IN the introduction to the new Selden Society volume of Year Books, an introduction more interesting if possible than the first (see L. Q. R. xx. 94), Mr. Maitland pursues his critical examination of the fourteenth-century Year Books. He shows conclusively that the MSS. are in no sense authoritative reports, but are in the nature of commonplace books kept by

young practitioners or students, and probably made up from rough notes taken at the time in Court, not always the writer's own notes. The practice of borrowing other men's lecture notes is by no means unknown in the Universities at this day. All that interested the studious medieval apprentice was the discussion of pleading points. This was not equivalent to formal argument and decision on written pleadings, but was preliminary skirmishing in Court which, as a rule, left no trace on the record. Counsel for a defendant would, as Mr. Maitland puts it, talk of demurring; but he did not at this stage actually demur; whether it was worth his while to risk a demurrer was just what he wanted to find out. The off-hand opinions of the judges in these debates, whether of positive authority or not, which seems doubtful, were obviously valuable for the guidance of young pleaders.

Matters not necessary to the points of pleading-such collateral details as names of parties and places, and what finally became of the case-did not seem interesting at the time, and no trouble was taken about them. Often, indeed, names appear to have been purposely altered, either to make them more distinguishable when there happened to be two Johns or Maries among the real parties, or out of mere caprice.

All this, as Mr. Maitland carefully notes, does not amount to proof positive that the Year Books of the fifteenth or sixteenth century did not in some way acquire a more authoritative character. But, if any one now maintains that this happened, we conceive that the burden of proof is on him to produce better evidence than the statement made on hearsay by Plowden and repeated in a crescendo of assurance by Coke, Bacon, and Blackstone'. We know that a Year Book report of the time of Henry VI was found by Henry VIII's judges to be contrary to the record (Bro. Abr. Executor, pl. 22). One thing about our fourteenth-century MSS. which would alone be enough to stamp them as mere private enterprise is that we constantly get variant reports of the same case, at times as many as four. Mr. Maitland sets out a specimen at large in the course of his introduction. It may be that examination of later MSS. will show these variations persisting, or, on the other hand, that it may disclose the prevalence, after an assignable date, of one, and only one, version of each case. In the latter event we should have some evidence that there was some kind of selection and editing. On the face of them the later Year Book reports do not appear to differ in any material quality from the earlier, save that they are on the whole fuller, and that the language degenerates pretty fast after it becomes an artificial rendering in lifeless Anglo-French of what was said in Court in living English.

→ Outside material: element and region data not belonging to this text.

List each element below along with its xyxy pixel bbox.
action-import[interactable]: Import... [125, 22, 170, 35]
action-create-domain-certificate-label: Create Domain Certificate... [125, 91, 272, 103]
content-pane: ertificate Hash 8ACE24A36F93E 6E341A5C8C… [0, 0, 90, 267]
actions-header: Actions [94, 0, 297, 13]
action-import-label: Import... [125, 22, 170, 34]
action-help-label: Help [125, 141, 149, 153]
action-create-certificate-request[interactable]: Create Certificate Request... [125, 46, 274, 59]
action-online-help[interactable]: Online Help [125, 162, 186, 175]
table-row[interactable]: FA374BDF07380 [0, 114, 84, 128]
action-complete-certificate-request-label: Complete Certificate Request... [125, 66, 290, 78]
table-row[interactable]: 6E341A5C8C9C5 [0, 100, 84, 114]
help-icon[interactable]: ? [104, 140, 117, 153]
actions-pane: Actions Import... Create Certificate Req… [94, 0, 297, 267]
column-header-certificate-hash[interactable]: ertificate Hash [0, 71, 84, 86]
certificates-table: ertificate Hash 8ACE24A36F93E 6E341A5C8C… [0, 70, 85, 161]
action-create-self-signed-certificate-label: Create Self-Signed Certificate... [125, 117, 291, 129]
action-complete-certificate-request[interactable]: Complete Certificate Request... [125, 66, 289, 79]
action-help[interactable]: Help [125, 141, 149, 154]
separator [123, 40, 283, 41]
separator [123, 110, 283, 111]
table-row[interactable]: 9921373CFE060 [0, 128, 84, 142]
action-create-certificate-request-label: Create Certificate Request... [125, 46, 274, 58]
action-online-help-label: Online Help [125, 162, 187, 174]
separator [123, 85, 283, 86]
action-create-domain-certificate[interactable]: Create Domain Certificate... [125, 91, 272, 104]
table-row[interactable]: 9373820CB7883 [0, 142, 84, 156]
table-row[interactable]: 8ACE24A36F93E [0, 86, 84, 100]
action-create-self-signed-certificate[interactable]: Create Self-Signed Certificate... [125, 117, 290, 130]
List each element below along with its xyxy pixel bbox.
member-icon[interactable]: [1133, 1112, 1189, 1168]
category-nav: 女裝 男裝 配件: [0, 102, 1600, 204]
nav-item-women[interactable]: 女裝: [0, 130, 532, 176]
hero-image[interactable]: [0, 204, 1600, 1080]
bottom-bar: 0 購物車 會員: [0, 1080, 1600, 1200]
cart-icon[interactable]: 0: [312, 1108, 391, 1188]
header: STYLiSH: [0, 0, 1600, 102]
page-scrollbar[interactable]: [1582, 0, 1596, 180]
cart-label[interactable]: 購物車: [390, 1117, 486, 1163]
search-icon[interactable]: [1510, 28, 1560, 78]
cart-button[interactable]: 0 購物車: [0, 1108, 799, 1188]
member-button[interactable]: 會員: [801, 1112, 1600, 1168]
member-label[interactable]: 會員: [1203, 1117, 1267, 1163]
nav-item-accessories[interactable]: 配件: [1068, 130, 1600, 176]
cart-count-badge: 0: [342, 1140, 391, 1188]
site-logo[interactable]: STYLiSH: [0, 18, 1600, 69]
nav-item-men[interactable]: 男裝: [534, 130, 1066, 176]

It is interesting to observe that the only Court which furnished, as a rule, reportable matter was the Court of Common Pleas. The number of counsel practising there appears to have been less than twenty-five. One question remains which (we speak it to our shame) it would be needless to ask in any country but this. How long are the Selden Society and Mr. Maitland to cope single-handed with what ought to be a national undertaking?

Meanwhile it is something that Mr. Pike's excellent work on the Year Books of Edward III is continued. In his introduction to 18-19 Ed. III Mr. Pike calls attention to the career of Grene, afterwards a very learned judge, at the Bar, where his persistency seems to have annoyed the Court.

1 On looking again at this statement, it occurs to me that it has no necessary or even probable reference to the Year Books, and may be a mere pious fiction of a remote golden age.